Oncogenes and Metastasis
The dissemination of cancerous cells from the primary tumor is the most devastating consequence of cancer. A singular characteristic of metastasis is the propensity of the cell to lodge in selected organs, such as the skeleton. Our group attempts to understand how this process is initiated, what makes the bone such a singular target and how the bone microenvironment affects metastatic progression. The ultimate goal is to determine the reciprocal lung-bone interactions that occur in models of epithelial (lung cancer) and mesenchymal (bone sarcoma) origin by using a combination of cell and molecular techniques with sophisticated imaging technology, such as bioluminescence analysis, microCT scans and PET. We are specifically seeking to identify genes that confer a high metastatic potential in lung-cancer models. Our group also seeks to functionally characterize the mechanisms of the carcinogenic and metastatic process in bone tumors. Using a functional genomic approach and microarray technology with tissues in cells and animal models, our work aims to identify key pathways induced in early stages of sarcomagenesis.

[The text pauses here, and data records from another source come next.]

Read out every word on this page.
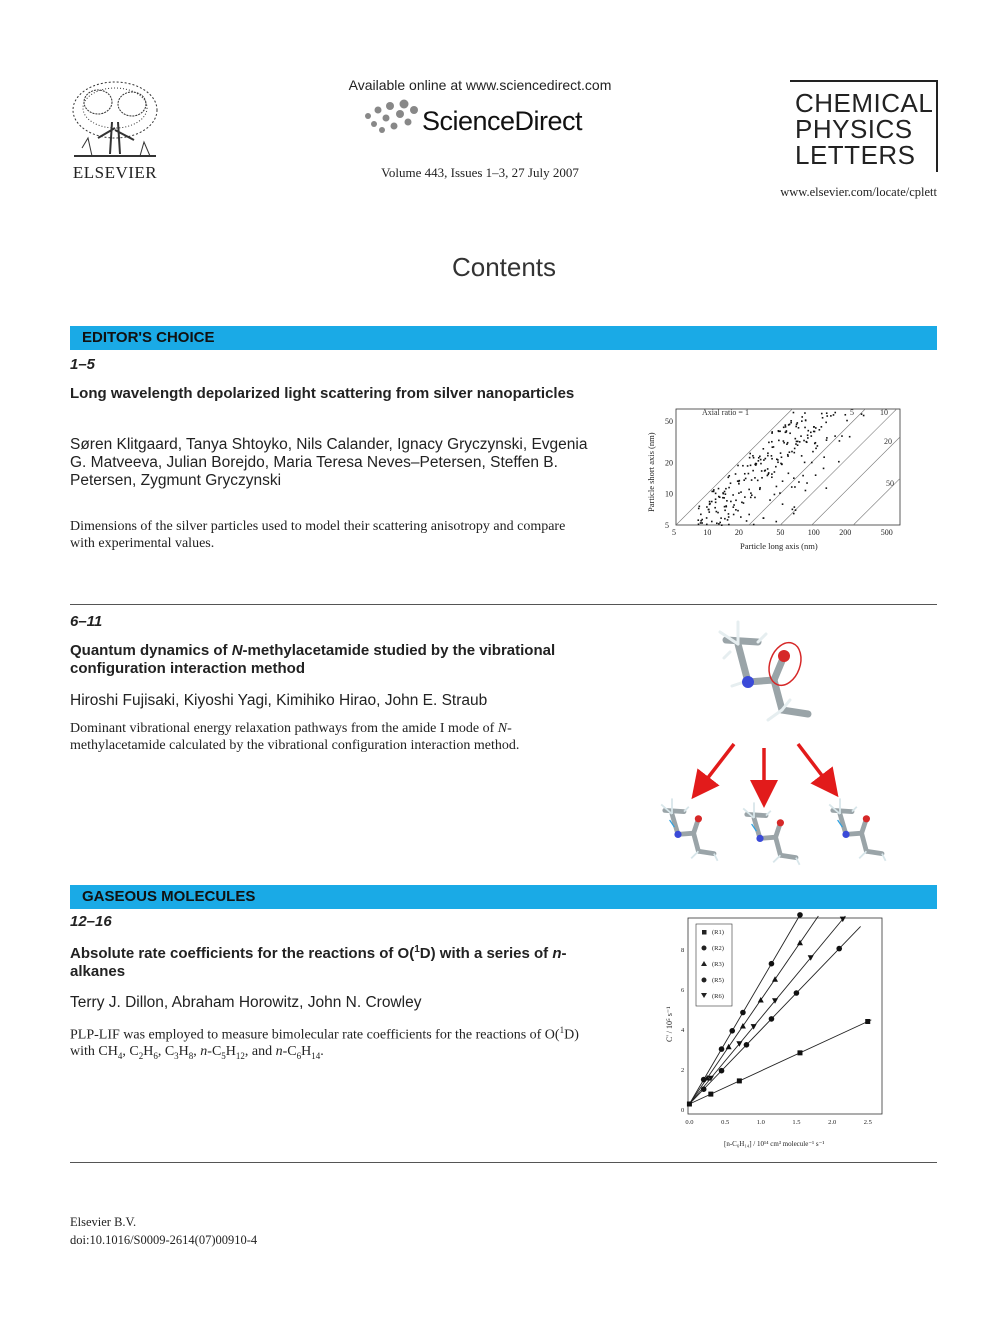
ELSEVIER
Available online at www.sciencedirect.com
ScienceDirect
Volume 443, Issues 1–3, 27 July 2007
CHEMICAL
PHYSICS
LETTERS
www.elsevier.com/locate/cplett
Contents
EDITOR'S CHOICE
1–5
Long wavelength depolarized light scattering from silver nanoparticles
Søren Klitgaard, Tanya Shtoyko, Nils Calander, Ignacy Gryczynski, Evgenia G. Matveeva, Julian Borejdo, Maria Teresa Neves–Petersen, Steffen B. Petersen, Zygmunt Gryczynski
Dimensions of the silver particles used to model their scattering anisotropy and compare with experimental values.
Axial ratio = 1	5	10
20
50
5	10	20	50	100 200	500
5
10
20
50
Particle short axis (nm)
Particle long axis (nm)
6–11
Quantum dynamics of N-methylacetamide studied by the vibrational configuration interaction method
Hiroshi Fujisaki, Kiyoshi Yagi, Kimihiko Hirao, John E. Straub
Dominant vibrational energy relaxation pathways from the amide I mode of N-methylacetamide calculated by the vibrational configuration interaction method.
GASEOUS MOLECULES
12–16
Absolute rate coefficients for the reactions of O($^1$D) with a series of n-alkanes
Terry J. Dillon, Abraham Horowitz, John N. Crowley
PLP-LIF was employed to measure bimolecular rate coefficients for the reactions of O($^1$D) with $CH_4$, $C_2H_6$, $C_3H_8$, $n-C_5H_{12}$, and $n-C_6H_{14}$.
0.0	0.5	1.0	1.5	2.0	2.5
0
2
4
6
8
(R1)
(R2)
(R3)
(R5)
(R6)
C' / 10⁵ s⁻¹
[n-C₆H₁₄] / 10¹⁴ cm³ molecule⁻¹ s⁻¹
Elsevier B.V.
doi:10.1016/S0009-2614(07)00910-4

In lung cancer and in intestinal-tract tumors such as pancreatic cancer, bowel cancer and cholangiocarcinoma, KRAS is the most widely mutated gene and an undoubted therapeutic target. Nevertheless, KRAS continues to be refractory to targeted therapies and its inhibition is thus an unmet clinical need. Therefore, in the laboratory, we are also very interested in identifying new molecular targets in KRAS-dependent tumors and in discovering innovative therapeutic strategies for treating these tumors. To this end, we've taken a multimodal approach, which includes functional genomic techniques, mouse genetics, in vitro and xenograft models, analysis of human cancer samples, and clinical parameters. Furthermore, the laboratory recently incorporated work with organoids (3-D organ buds) from primary human and murine cells, and from cell lines. This model makes it possible to carry out in vitro and in vivo studies of gene modulation, pharmacological treatments and cell co-cultures. To date, we have carried out innovative computational analyses by integrating databases of patients with lung cancer and pancreatic cancer in which KRAS is mutated, and we have identified new critical elements in these tumors and are actively characterizing them in close collaboration with professionals from the Clínica Universidad de Navarra who have an interest in lung and intestinal-tract tumors.